What distinguishes religion from a philosophy is that it not only creates intellectual acceptance of the need for high moral principles, but also instills the will needed to put these principles into action by tapping into the roots of human motivation. 

This symposium is being organized by the Office of Public Affairs, of the National Spiritual Assembly of the Baha’is of India as an attempt to invite dialogue among thinkers willing to explore the positive role that religion can and must play in India in building an inclusive society.

Given below are a few of the many questions that such a dialogue would need to explore: 

  • How can religious communities develop a united vision of the kind of inclusive society they want to create, a vision that is grounded in each of their religious texts and yet not exclusive to any one of them?
  • How can the spiritual and moral teachings which are common to all Faiths be drawn upon to counter divisive agendas that seek to make religion a source of hatred?

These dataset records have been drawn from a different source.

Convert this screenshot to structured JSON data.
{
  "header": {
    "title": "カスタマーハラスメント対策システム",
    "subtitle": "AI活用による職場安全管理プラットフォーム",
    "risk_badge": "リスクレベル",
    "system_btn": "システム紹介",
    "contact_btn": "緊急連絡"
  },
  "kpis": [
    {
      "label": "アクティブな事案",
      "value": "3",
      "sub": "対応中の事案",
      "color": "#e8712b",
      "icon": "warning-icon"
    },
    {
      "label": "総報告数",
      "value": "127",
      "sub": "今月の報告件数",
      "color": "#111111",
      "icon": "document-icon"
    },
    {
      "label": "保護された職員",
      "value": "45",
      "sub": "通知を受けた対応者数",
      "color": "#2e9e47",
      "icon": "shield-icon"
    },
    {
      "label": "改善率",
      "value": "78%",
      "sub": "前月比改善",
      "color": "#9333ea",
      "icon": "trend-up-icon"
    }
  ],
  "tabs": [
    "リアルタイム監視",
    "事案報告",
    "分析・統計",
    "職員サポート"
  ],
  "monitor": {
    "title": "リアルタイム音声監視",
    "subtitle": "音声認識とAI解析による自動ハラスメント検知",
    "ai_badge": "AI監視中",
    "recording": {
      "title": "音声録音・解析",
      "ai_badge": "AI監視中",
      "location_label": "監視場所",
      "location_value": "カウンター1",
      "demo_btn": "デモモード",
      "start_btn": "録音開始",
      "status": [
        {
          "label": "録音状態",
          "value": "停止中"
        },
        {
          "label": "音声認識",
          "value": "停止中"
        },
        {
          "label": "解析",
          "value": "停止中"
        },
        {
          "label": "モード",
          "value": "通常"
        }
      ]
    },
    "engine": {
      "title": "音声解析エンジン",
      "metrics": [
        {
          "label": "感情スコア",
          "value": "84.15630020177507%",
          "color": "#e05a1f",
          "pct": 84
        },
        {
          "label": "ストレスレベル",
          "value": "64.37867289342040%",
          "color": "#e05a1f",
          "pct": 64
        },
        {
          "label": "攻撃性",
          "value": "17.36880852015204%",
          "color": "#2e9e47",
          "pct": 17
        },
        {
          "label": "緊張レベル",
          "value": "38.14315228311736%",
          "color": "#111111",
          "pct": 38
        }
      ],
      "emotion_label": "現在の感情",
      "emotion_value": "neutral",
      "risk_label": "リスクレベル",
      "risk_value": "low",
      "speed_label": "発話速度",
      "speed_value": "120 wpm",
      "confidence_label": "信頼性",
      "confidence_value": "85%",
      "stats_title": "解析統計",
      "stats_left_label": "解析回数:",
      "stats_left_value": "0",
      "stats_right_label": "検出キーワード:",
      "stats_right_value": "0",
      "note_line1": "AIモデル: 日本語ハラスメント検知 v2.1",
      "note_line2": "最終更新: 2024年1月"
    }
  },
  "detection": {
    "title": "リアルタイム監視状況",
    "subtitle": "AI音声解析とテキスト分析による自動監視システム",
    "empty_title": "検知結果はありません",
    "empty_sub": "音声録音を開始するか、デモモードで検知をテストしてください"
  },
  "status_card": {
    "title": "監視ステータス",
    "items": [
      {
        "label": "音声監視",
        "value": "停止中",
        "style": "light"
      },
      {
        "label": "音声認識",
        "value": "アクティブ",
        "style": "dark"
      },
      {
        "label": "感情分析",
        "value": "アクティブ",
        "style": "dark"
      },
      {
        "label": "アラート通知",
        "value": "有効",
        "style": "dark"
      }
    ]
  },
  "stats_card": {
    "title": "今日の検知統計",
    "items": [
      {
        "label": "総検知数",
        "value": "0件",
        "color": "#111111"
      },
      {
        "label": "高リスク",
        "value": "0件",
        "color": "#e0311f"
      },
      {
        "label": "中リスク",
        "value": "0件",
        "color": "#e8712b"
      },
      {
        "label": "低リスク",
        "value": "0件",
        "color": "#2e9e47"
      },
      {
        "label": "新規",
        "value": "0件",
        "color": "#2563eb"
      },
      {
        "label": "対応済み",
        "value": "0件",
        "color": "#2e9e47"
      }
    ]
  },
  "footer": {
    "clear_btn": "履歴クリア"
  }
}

Similarly, how can true religion which is based on reason be differentiated from superstition, empty rituals and blind imitation? What role can the State, the civil society and religious leadership play in promoting this process? What role do education systems and the media have in this?
  • How can populations be empowered to take charge of their own religious heritage such that they become active protagonists in applying spiritual principles for the betterment of the world rather than being objects of manipulation by the clergy or various political organizations? How can religious communities become communities that systematically and thoughtfully learn to apply these spiritual teachings to the needs of the modern age in a way that is inclusive and not rigid? What kind of concrete actions can religious communities engage in to give expression to, and to strengthen a sense of commitment to the common good?
  • How can the universal love and brotherhood fostered by religion be channelized to create the willingness in oppressed populations or groups to forgive past wrongs, to give up the lust for revenge, to abandon bitterness and resentment or a sense of victimhood and to be willing to make a fresh start in building a peaceful and harmonious society?